Klaim pengangguran awal AS mingguan naik +5.000 jadi 210.000, sesuai ekspektasi. Klaim berkelanjutan turun -32.000 ke level terendah 1,75 tahun di 1,819 juta, lebih kuat dari perkiraan 1,849 juta.

Survei aktivitas manufaktur Fed Kansas City AS Maret naik tak terduga +6 ke level tertinggi 3,5 tahun di 11, lebih kuat dari ekspektasi turun ke 3.

Pasar swaps perkirakan probabilitas 6% untuk kenaikan suku bunga +25 bp pada rapat FOMC 28-29 April.

Dolar masih tertekan oleh prospek perbedaan suku bunga yang buruk. FOMC diperkirakan akan turunkan suku bunga minimal -25 bp di 2026, sementara BOJ dan ECB diperkirakan akan naikkan suku bunga.

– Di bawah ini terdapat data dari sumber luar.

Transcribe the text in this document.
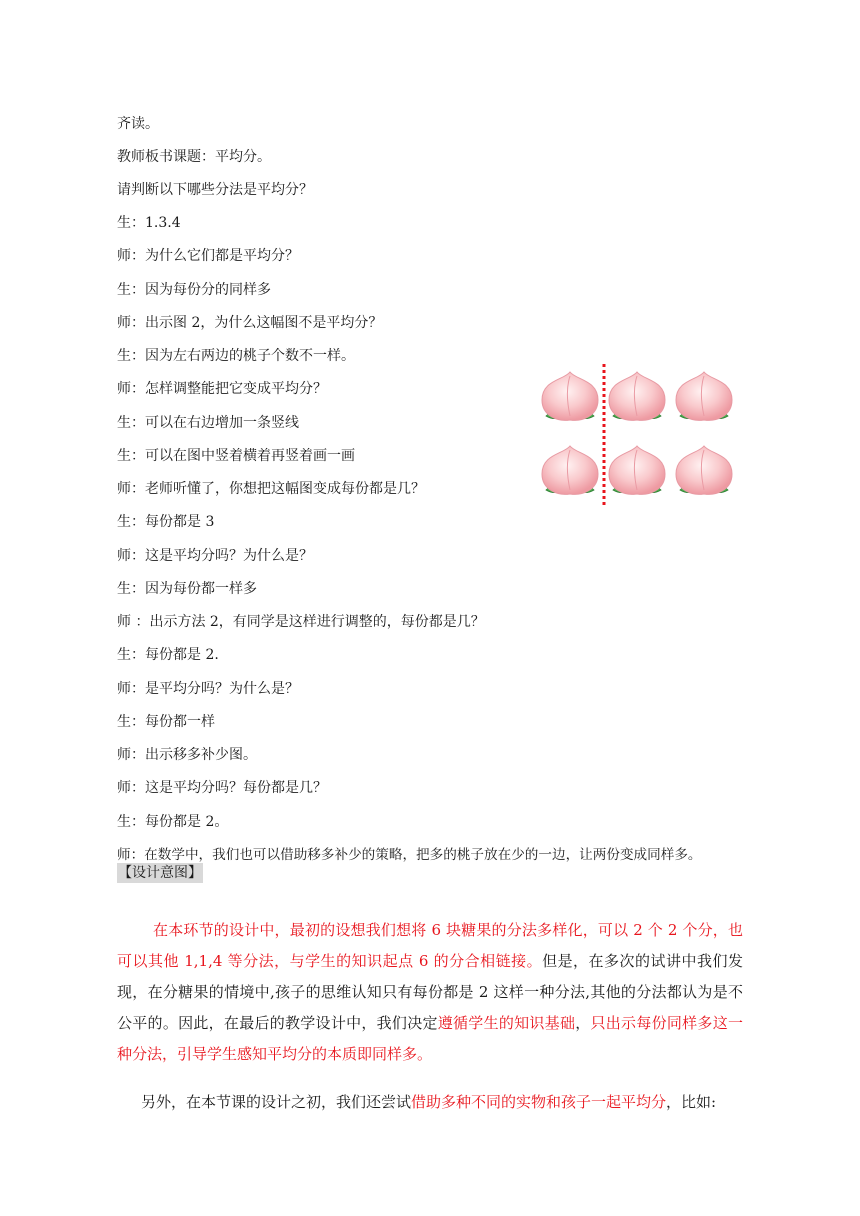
齐读。
教师板书课题：平均分。
请判断以下哪些分法是平均分？
生：1.3.4
师：为什么它们都是平均分？
生：因为每份分的同样多
师：出示图 2，为什么这幅图不是平均分？
生：因为左右两边的桃子个数不一样。
师：怎样调整能把它变成平均分？
生：可以在右边增加一条竖线
生：可以在图中竖着横着再竖着画一画
师：老师听懂了，你想把这幅图变成每份都是几？
生：每份都是 3
师：这是平均分吗？为什么是？
生：因为每份都一样多
师 ：出示方法 2，有同学是这样进行调整的，每份都是几？
生：每份都是 2.
师：是平均分吗？为什么是？
生：每份都一样
师：出示移多补少图。
师：这是平均分吗？每份都是几？
生：每份都是 2。
师：在数学中，我们也可以借助移多补少的策略，把多的桃子放在少的一边，让两份变成同样多。
【设计意图】
在本环节的设计中，最初的设想我们想将 6 块糖果的分法多样化，可以 2 个 2 个分，也可以其他 1,1,4 等分法，与学生的知识起点 6 的分合相链接。但是，在多次的试讲中我们发现，在分糖果的情境中,孩子的思维认知只有每份都是 2 这样一种分法,其他的分法都认为是不公平的。因此，在最后的教学设计中，我们决定遵循学生的知识基础，只出示每份同样多这一种分法，引导学生感知平均分的本质即同样多。
另外，在本节课的设计之初，我们还尝试借助多种不同的实物和孩子一起平均分，比如:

EUR/USD (^EURUSD) turun -0,29% pada Kamis. Euro tertekan oleh dolar yang lebih kuat. Juga, laporan indeks kepercayaan konsumen Jerman Apr GfK turun lebih dari perkiraan ke level terendah 2 tahun, bearish untuk euro. Lalu, lonjakan harga minyak +4% bisa membebani ekonomi Zona Euro yang impor sebagian besar energi.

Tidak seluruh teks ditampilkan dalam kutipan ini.